A multiplex PCR-based sensitive and specific method for detecting Y chromosome material in patients with Turner syndrome.
10.3760/cma.j.cn511374-20211209-00978
- Author:
Qiang ZHAO
1
;
Shuxiong CHEN
;
Hailin SUN
;
Wanling YANG
;
Bo BAN
Author Information
1. Cheeloo College of Medicine, Shandong University, Ji'nan, Shandong 250100, China. banbo2011@163.com.
- Publication Type:Journal Article
- MeSH:
Humans;
Male;
Turner Syndrome/genetics*;
Multiplex Polymerase Chain Reaction;
Y Chromosome;
Karyotyping;
DNA Primers;
DNA;
Chromosomes, Human, Y/genetics*;
Transducin/genetics*;
Minor Histocompatibility Antigens;
DEAD-box RNA Helicases/genetics*
- From:
Chinese Journal of Medical Genetics
2022;39(11):1216-1223
- CountryChina
- Language:Chinese
-
Abstract:
OBJECTIVE:To develop a multiplex PCR method for a rapid detection of Y chromosome-specific sequences in patients with Turner syndrome.
METHODS:Nine genes were selected from various regions of the Y chromosome for designing the primers, which included SRY, TBL1Y, TSPY on the short arm of the Y chromosome, DDX3Y, HSFY1, RPS4Y2 and CDY1 on the long arm of Y chromosome and SHOX in the short arm and SPRY3 in the long arm of the pseudoautosomal region (PAR) of X and Y chromosomes. A multiplex PCR method for the nine genes in Y chromosome was established and optimized. The sensitivity was tested by using different amounts of genomic DNA. A total of 36 patients with Turner syndrome and a patient with male dwarfism with karyotype of 46, X, +mar were examined by the multiplex PCR method for the existence of materials from the Y chromosome.
RESULTS:The optimization results of the multiplex PCR reaction system (50 μL) showed that when the final concentration of upstream and downstream of each pair of primers was 0.1 μM, the multiplex PCR reaction of the 9 pairs of primers clearly amplified the target with the expected band size, and there was no non-specific amplification. The bands were clearly visible when the amount of genomic DNA in the multiple PCR reaction system was as low as 1 ng. By using the method, we have examined the 36 patients with Turner syndrome. One patient with Turner syndrome with karyotype of 45,X[40]/47XYY[21] amplified specific seven genes on Y chromosome, 35 patients with Turner syndrome amplified only two target genes SHOX and SPRY3, but not the other seven specific genes on the Y chromosome, which was in keeping with the clinical manifestations of such patients.

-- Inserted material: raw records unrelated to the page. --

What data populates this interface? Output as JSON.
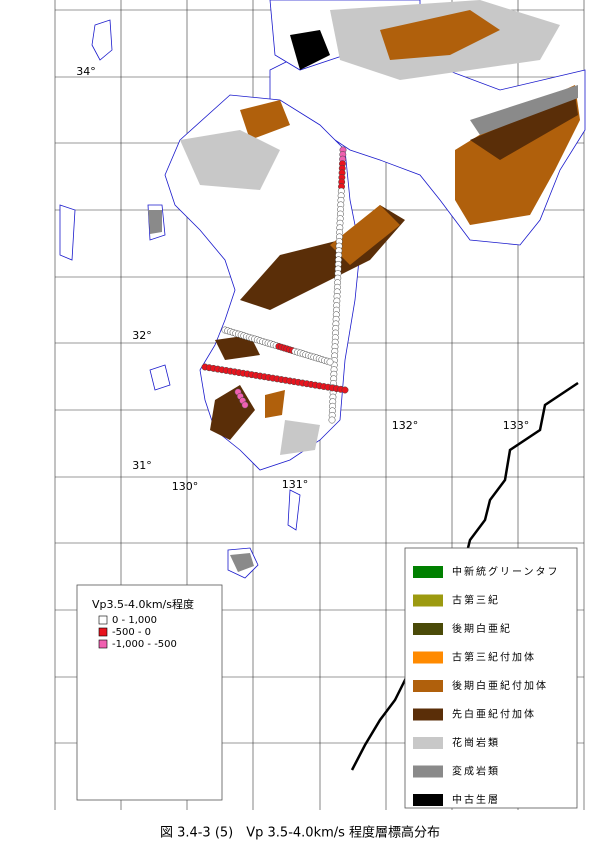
{
  "map": {
    "graticule_labels": [
      "34°",
      "32°",
      "31°",
      "130°",
      "131°",
      "132°",
      "133°"
    ],
    "point_legend": {
      "title": "Vp3.5-4.0km/s程度",
      "items": [
        {
          "label": "0 - 1,000",
          "color": "#ffffff"
        },
        {
          "label": "-500 - 0",
          "color": "#e8141e"
        },
        {
          "label": "-1,000 - -500",
          "color": "#f060b0"
        }
      ]
    },
    "geology_legend": [
      {
        "label": "中新統グリーンタフ",
        "color": "#008000"
      },
      {
        "label": "古第三紀",
        "color": "#9c9a10"
      },
      {
        "label": "後期白亜紀",
        "color": "#4a4a08"
      },
      {
        "label": "古第三紀付加体",
        "color": "#ff8a00"
      },
      {
        "label": "後期白亜紀付加体",
        "color": "#b0600c"
      },
      {
        "label": "先白亜紀付加体",
        "color": "#5a2e08"
      },
      {
        "label": "花崗岩類",
        "color": "#c8c8c8"
      },
      {
        "label": "変成岩類",
        "color": "#8a8a8a"
      },
      {
        "label": "中古生層",
        "color": "#000000"
      }
    ],
    "caption": "図 3.4-3 (5)　Vp 3.5-4.0km/s 程度層標高分布"
  }
}
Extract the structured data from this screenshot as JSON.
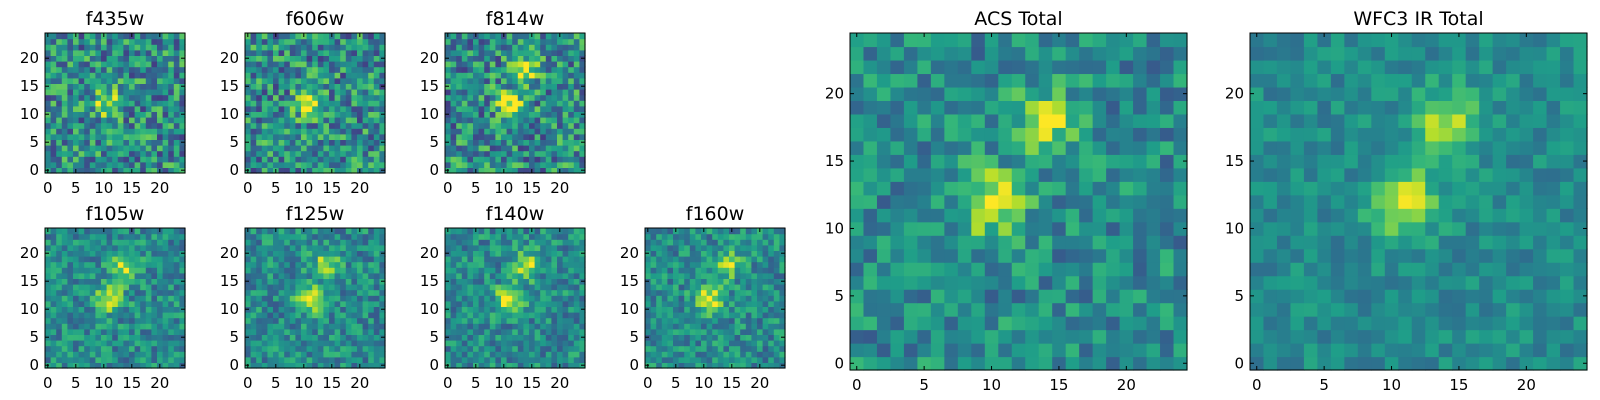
{
  "chart_data": [
    {
      "type": "heatmap",
      "title": "f435w",
      "colormap": "viridis",
      "grid": false,
      "xlim": [
        0,
        24
      ],
      "ylim": [
        0,
        24
      ],
      "xticks": [
        "0",
        "5",
        "10",
        "15",
        "20"
      ],
      "yticks": [
        "0",
        "5",
        "10",
        "15",
        "20"
      ],
      "hot_spots": [
        [
          11,
          12
        ]
      ],
      "noise": "high"
    },
    {
      "type": "heatmap",
      "title": "f606w",
      "colormap": "viridis",
      "grid": false,
      "xlim": [
        0,
        24
      ],
      "ylim": [
        0,
        24
      ],
      "xticks": [
        "0",
        "5",
        "10",
        "15",
        "20"
      ],
      "yticks": [
        "0",
        "5",
        "10",
        "15",
        "20"
      ],
      "hot_spots": [
        [
          11,
          12
        ]
      ],
      "noise": "high"
    },
    {
      "type": "heatmap",
      "title": "f814w",
      "colormap": "viridis",
      "grid": false,
      "xlim": [
        0,
        24
      ],
      "ylim": [
        0,
        24
      ],
      "xticks": [
        "0",
        "5",
        "10",
        "15",
        "20"
      ],
      "yticks": [
        "0",
        "5",
        "10",
        "15",
        "20"
      ],
      "hot_spots": [
        [
          11,
          12
        ],
        [
          14,
          18
        ]
      ],
      "noise": "high"
    },
    {
      "type": "heatmap",
      "title": "f105w",
      "colormap": "viridis",
      "grid": false,
      "xlim": [
        0,
        24
      ],
      "ylim": [
        0,
        24
      ],
      "xticks": [
        "0",
        "5",
        "10",
        "15",
        "20"
      ],
      "yticks": [
        "0",
        "5",
        "10",
        "15",
        "20"
      ],
      "hot_spots": [
        [
          11,
          12
        ],
        [
          14,
          18
        ]
      ],
      "noise": "medium"
    },
    {
      "type": "heatmap",
      "title": "f125w",
      "colormap": "viridis",
      "grid": false,
      "xlim": [
        0,
        24
      ],
      "ylim": [
        0,
        24
      ],
      "xticks": [
        "0",
        "5",
        "10",
        "15",
        "20"
      ],
      "yticks": [
        "0",
        "5",
        "10",
        "15",
        "20"
      ],
      "hot_spots": [
        [
          11,
          12
        ],
        [
          14,
          18
        ]
      ],
      "noise": "medium"
    },
    {
      "type": "heatmap",
      "title": "f140w",
      "colormap": "viridis",
      "grid": false,
      "xlim": [
        0,
        24
      ],
      "ylim": [
        0,
        24
      ],
      "xticks": [
        "0",
        "5",
        "10",
        "15",
        "20"
      ],
      "yticks": [
        "0",
        "5",
        "10",
        "15",
        "20"
      ],
      "hot_spots": [
        [
          11,
          12
        ],
        [
          14,
          18
        ]
      ],
      "noise": "medium"
    },
    {
      "type": "heatmap",
      "title": "f160w",
      "colormap": "viridis",
      "grid": false,
      "xlim": [
        0,
        24
      ],
      "ylim": [
        0,
        24
      ],
      "xticks": [
        "0",
        "5",
        "10",
        "15",
        "20"
      ],
      "yticks": [
        "0",
        "5",
        "10",
        "15",
        "20"
      ],
      "hot_spots": [
        [
          11,
          12
        ],
        [
          14,
          18
        ]
      ],
      "noise": "medium"
    },
    {
      "type": "heatmap",
      "title": "ACS Total",
      "colormap": "viridis",
      "grid": false,
      "xlim": [
        0,
        24
      ],
      "ylim": [
        0,
        24
      ],
      "xticks": [
        "0",
        "5",
        "10",
        "15",
        "20"
      ],
      "yticks": [
        "0",
        "5",
        "10",
        "15",
        "20"
      ],
      "hot_spots": [
        [
          10,
          12
        ],
        [
          14,
          18
        ]
      ],
      "noise": "medium"
    },
    {
      "type": "heatmap",
      "title": "WFC3 IR Total",
      "colormap": "viridis",
      "grid": false,
      "xlim": [
        0,
        24
      ],
      "ylim": [
        0,
        24
      ],
      "xticks": [
        "0",
        "5",
        "10",
        "15",
        "20"
      ],
      "yticks": [
        "0",
        "5",
        "10",
        "15",
        "20"
      ],
      "hot_spots": [
        [
          11,
          12
        ],
        [
          14,
          18
        ]
      ],
      "noise": "low"
    }
  ]
}
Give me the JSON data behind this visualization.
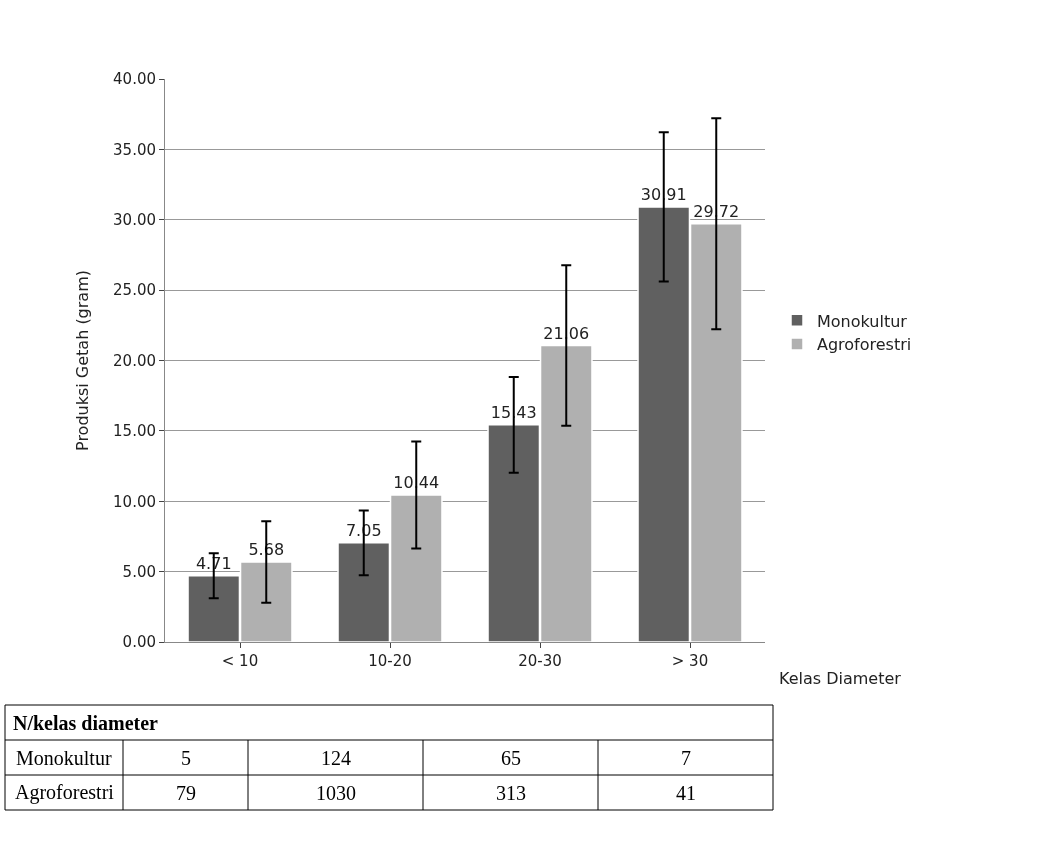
{
  "chart_data": {
    "type": "bar",
    "ylabel": "Produksi Getah (gram)",
    "xlabel": "Kelas Diameter",
    "categories": [
      "< 10",
      "10-20",
      "20-30",
      "> 30"
    ],
    "series": [
      {
        "name": "Monokultur",
        "color": "#606060",
        "values": [
          4.71,
          7.05,
          15.43,
          30.91
        ],
        "errors": [
          1.6,
          2.3,
          3.4,
          5.3
        ]
      },
      {
        "name": "Agroforestri",
        "color": "#b0b0b0",
        "values": [
          5.68,
          10.44,
          21.06,
          29.72
        ],
        "errors": [
          2.9,
          3.8,
          5.7,
          7.5
        ]
      }
    ],
    "ylim": [
      0,
      40
    ],
    "yticks": [
      {
        "value": 0,
        "label": "0.00"
      },
      {
        "value": 5,
        "label": "5.00"
      },
      {
        "value": 10,
        "label": "10.00"
      },
      {
        "value": 15,
        "label": "15.00"
      },
      {
        "value": 20,
        "label": "20.00"
      },
      {
        "value": 25,
        "label": "25.00"
      },
      {
        "value": 30,
        "label": "30.00"
      },
      {
        "value": 35,
        "label": "35.00"
      },
      {
        "value": 40,
        "label": "40.00"
      }
    ],
    "grid": "y",
    "legend": "right",
    "data_labels": true,
    "annotations": [
      "N/kelas diameter",
      "Monokultur",
      "5",
      "124",
      "65",
      "7",
      "Agroforestri",
      "79",
      "1030",
      "313",
      "41"
    ]
  }
}
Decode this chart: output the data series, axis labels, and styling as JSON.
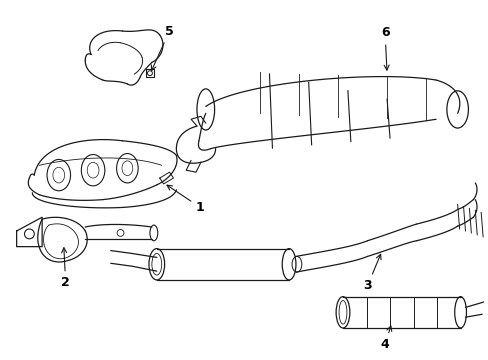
{
  "background_color": "#ffffff",
  "line_color": "#1a1a1a",
  "label_color": "#000000",
  "fig_width": 4.89,
  "fig_height": 3.6,
  "dpi": 100
}
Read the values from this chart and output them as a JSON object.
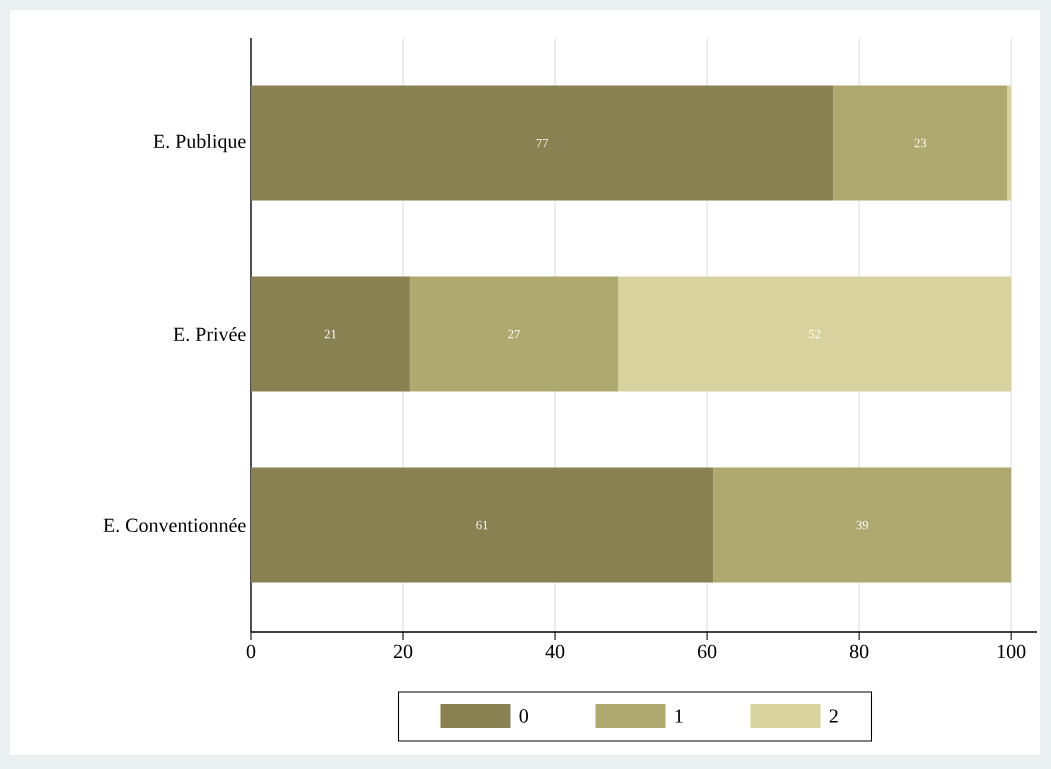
{
  "chart_data": {
    "type": "bar",
    "orientation": "horizontal",
    "stacked": true,
    "categories": [
      "E. Publique",
      "E. Privée",
      "E. Conventionnée"
    ],
    "series": [
      {
        "name": "0",
        "color": "#8a8152",
        "values": [
          76.6,
          20.9,
          60.8
        ],
        "value_labels": [
          "77",
          "21",
          "61"
        ]
      },
      {
        "name": "1",
        "color": "#afa86f",
        "values": [
          22.9,
          27.4,
          39.2
        ],
        "value_labels": [
          "23",
          "27",
          "39"
        ]
      },
      {
        "name": "2",
        "color": "#d8d29e",
        "values": [
          0.5,
          51.7,
          null
        ],
        "value_labels": [
          null,
          "52",
          null
        ]
      }
    ],
    "xlim": [
      0,
      103.4
    ],
    "xticks": [
      0,
      20,
      40,
      60,
      80,
      100
    ],
    "grid": "x",
    "legend": "bottom"
  }
}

CONCLUSION:This study established a multiplex PCR reaction system with nine genes, which can quickly and accurately screen Y chromosome materials in patients with Turner syndrome. It has the advantages of low cost, simple operation, high specificity and rapid turn-around time, and can be used to detect Turner syndrome patients with Y chromosome material in time. The method has provided a diagnostic basis for preventive gonad resection to prevent malignant gonadal tumors.